C'était depuis la paix d'Amboise la première grande sédition, et celle-ci sanglante. Catherine écrivait au maréchal de Montmorency que jamais les Goths ni les Turcs n'avaient commis tant de cruautés[493]. Elle voulut faire un exemple afin de bien prouver à Rome et à l'Espagne que la politique de tolérance n'était pas une politique de faiblesse. Le mestre de camp Sarlabous occupa militairement la ville[494], d'où la peur avait chassé les émeutiers. Vingt-quatre des plus compromis furent arrêtés par l'ordre du parlement de Toulouse. Ils parvinrent à s'enfuir de prison et se réfugièrent dans les montagnes avec leur ministre Tachard; mais ils furent pris l'année suivante et exécutés (mai 1567). Les protestants célébrèrent ce Tachard comme un martyr.

[Note 492: ][(retour) ] D. Vaissète, Histoire générale du Languedoc, éd. Privat. Toulouse, 1889, t. XI, p. 474-478.

[Note 493: ][(retour) ] Lettre du 15 juin 1566, Lettres, t. II, p. 366.

[Note 494: ][(retour) ] D Vaissète, Histoire générale du Languedoc, éd. Privat. Toulouse, 1889, t. XII, col. 794.

Ils étaient très inquiets des événements du dehors. L'Église réformée des Pays-Bas était, comme l'Église française, la fille de Genève, et c'était par les frontières de France ou même par des pasteurs de langue française que la doctrine calviniste avait pénétré dans ces États de Philippe II. Soudain, les haines accumulées par les persécutions religieuses avaient fait explosion; la populace avait couru aux églises catholiques, renversé les autels, brisé les images (août 1566). Les huguenots, qui tremblaient pour leurs frères en Dieu, auraient voulu que la France se mêlât à cette révolte. Mais Catherine n'y voyait que matière à réflexion. Dès les premières nouvelles des troubles, elle écrivait que son gendre devrait «prendre exemple sur nous, qui avons à noz dépenz assez monstré aux autres comme se doivent gouverner»[495]. Quand le bruit survint que les Espagnols allaient se relâcher de leur intolérance, elle s'applaudit de sa modération. «Suis merveilleusement aise, déclarait-elle à son ambassadeur à Madrid, que maintenant ils louent et approuvent en leur fait ce que autresfois l'on a tant voulu blasmer au nostre, quand l'on voulait que pour la cause qui se présentoit nous achevissions de ruiner ce royaume. Ils esprouveront combien sont empeschez ceulx qui s'y trouvent (aux troubles religieux). Quant à moy, je loue Dieu de quoy nous en sommes dehors et le prie de très bon cœur de ne nous y laisser jamais retomber.» Et Charles IX appuyait: «Tant y a que pour qui que ce soit ni pour quelque cause qui puisse subvenir, je me garderay, tant que je pourray, d'y revenir»[496].

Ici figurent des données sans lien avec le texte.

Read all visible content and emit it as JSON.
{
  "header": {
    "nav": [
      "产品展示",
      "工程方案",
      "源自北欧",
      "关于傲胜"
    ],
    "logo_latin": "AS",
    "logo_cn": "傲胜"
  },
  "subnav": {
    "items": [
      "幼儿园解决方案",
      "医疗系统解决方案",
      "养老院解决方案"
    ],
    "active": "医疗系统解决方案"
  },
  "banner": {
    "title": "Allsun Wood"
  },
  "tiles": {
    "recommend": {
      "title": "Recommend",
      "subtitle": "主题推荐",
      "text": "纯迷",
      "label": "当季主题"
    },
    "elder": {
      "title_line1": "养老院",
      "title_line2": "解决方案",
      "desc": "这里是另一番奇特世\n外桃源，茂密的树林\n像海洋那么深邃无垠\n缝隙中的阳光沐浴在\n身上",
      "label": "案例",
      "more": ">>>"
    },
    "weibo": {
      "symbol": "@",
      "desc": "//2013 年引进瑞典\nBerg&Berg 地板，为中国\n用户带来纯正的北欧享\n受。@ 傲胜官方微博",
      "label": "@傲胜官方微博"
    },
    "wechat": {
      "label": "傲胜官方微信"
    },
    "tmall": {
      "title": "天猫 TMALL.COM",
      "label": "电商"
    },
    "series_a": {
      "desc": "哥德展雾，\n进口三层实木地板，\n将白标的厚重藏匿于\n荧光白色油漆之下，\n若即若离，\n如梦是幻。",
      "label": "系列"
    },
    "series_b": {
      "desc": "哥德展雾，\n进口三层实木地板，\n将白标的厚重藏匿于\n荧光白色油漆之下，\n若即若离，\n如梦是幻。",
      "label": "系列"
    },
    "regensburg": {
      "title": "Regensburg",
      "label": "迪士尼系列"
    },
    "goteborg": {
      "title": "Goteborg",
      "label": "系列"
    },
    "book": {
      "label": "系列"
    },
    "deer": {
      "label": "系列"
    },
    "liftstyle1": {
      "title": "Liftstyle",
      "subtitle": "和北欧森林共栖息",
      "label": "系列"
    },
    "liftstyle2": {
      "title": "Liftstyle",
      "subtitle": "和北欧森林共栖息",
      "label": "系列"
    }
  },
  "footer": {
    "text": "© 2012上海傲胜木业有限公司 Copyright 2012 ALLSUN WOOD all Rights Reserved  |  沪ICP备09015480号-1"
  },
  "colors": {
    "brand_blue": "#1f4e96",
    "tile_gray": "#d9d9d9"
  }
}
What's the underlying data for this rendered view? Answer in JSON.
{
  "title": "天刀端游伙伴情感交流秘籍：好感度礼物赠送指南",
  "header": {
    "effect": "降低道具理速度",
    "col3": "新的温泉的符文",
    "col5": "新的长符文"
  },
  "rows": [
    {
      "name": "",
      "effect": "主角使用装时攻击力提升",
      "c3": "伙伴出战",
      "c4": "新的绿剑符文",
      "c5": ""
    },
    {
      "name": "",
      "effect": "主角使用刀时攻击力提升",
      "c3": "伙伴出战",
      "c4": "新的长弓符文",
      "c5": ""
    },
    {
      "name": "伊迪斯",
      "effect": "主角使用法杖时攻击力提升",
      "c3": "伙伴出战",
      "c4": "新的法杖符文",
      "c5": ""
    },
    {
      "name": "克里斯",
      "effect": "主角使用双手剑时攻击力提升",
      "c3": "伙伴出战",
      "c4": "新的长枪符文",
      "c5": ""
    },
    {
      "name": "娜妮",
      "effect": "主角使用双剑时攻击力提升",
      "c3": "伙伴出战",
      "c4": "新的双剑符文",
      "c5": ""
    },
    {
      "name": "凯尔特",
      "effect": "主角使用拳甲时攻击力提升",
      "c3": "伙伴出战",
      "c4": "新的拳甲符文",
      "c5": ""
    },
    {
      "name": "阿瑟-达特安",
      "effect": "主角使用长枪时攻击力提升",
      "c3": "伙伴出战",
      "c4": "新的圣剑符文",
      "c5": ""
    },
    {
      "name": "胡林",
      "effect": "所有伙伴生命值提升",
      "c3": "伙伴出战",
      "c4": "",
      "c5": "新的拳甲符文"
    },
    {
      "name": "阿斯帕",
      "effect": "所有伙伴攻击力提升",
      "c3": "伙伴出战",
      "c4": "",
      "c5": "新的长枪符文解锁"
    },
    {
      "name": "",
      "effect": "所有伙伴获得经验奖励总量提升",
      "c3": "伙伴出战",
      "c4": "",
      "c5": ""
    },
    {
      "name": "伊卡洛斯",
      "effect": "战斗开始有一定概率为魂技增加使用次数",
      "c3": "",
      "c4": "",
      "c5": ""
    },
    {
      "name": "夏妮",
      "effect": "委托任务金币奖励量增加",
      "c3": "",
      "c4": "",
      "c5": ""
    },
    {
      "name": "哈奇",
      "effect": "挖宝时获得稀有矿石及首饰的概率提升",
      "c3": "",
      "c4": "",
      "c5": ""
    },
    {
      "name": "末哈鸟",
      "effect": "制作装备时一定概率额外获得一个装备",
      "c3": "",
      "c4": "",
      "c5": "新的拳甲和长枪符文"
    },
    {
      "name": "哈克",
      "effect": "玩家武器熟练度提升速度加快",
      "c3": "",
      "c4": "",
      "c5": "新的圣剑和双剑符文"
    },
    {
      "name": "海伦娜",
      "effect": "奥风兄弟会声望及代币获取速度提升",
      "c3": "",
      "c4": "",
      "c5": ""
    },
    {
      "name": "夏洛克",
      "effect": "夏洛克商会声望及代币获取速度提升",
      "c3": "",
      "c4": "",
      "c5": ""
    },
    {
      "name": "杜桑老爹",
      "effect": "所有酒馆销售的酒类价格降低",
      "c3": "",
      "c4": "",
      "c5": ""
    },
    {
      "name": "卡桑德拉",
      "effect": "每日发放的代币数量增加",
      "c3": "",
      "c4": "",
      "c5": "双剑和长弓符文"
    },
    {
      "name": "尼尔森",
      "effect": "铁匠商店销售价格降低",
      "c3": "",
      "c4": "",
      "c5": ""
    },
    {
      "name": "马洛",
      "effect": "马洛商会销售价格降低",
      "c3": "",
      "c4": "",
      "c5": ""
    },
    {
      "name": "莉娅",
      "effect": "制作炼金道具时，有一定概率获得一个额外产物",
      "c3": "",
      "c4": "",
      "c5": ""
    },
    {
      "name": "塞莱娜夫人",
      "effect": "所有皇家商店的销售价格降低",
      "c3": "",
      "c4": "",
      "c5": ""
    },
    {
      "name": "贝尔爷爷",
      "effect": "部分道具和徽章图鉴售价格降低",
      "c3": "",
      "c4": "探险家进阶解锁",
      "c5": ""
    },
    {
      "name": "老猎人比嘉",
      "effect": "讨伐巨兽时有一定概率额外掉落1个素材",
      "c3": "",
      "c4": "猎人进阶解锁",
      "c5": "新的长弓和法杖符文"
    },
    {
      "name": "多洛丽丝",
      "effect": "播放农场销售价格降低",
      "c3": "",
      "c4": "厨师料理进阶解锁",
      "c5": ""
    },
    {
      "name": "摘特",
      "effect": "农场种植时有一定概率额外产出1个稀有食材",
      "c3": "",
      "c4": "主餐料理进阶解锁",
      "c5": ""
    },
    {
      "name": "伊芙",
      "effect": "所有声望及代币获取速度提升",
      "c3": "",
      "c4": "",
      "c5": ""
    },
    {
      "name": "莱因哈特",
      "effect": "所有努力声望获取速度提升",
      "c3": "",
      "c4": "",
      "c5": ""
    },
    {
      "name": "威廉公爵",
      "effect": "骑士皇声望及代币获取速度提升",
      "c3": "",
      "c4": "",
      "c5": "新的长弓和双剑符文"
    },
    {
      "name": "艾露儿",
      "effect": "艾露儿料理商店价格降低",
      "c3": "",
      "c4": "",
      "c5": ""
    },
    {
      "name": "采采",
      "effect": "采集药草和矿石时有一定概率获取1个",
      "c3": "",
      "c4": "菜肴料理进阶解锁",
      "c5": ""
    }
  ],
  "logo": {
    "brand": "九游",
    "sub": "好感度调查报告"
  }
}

[Note 495: ][(retour) ] 13 mai 1566. Lettres, II, p. 363.

[Note 496: ][(retour) ] 29 février 1567, Lettres, III, p. 12, et la note, p. 13.

Comme Philippe, loin de faire des concessions, expédiait contre les rebelles le duc d'Albe et une armée, la Reine prit ses précautions. Elle fortifia les places de Picardie, défendit au capitaine Argosse, qui commandait à Calais, d'y laisser séjourner «Italien ny autre étranger de quelque nation qu'ilz soyent»[497]. Mais, d'autre part, elle ménageait soigneusement les susceptibilités espagnoles. Condé, las de vivre avec Isabelle de Limeuil, «en Sardanapale», avait, sur le conseil des Châtillon, épousé Mlle de Longueville (novembre 1565), et, dans l'austérité du mariage, il s'était repris de passion pour la Réforme. Par deux fois, Catherine lui écrivit pour s'excuser de ne pas l'envoyer en son gouvernement de Picardie, jugeant sans doute dangereux--et qui pourrait l'en blâmer?--d'exposer le chef des huguenots à la tentation de franchir la frontière des Pays-Bas[498]. Elle démentit le bruit que Charles IX appelait l'escadre turque et projetait la conquête de la Corse. «... Si le Roy, mon fils, répondait-elle à l'ambassadeur de France à Madrid, avoit autre que bonne intention à l'endroict dudict Sr. Roy Catholique, il la feroist connoistre comme il appartient à prince d'honneur»[499]. Les deux Cours de France et d'Espagne s'observaient avec méfiance.

[Note 497: ][(retour) ] 21 mars 1567, Lettres, III, p. 19.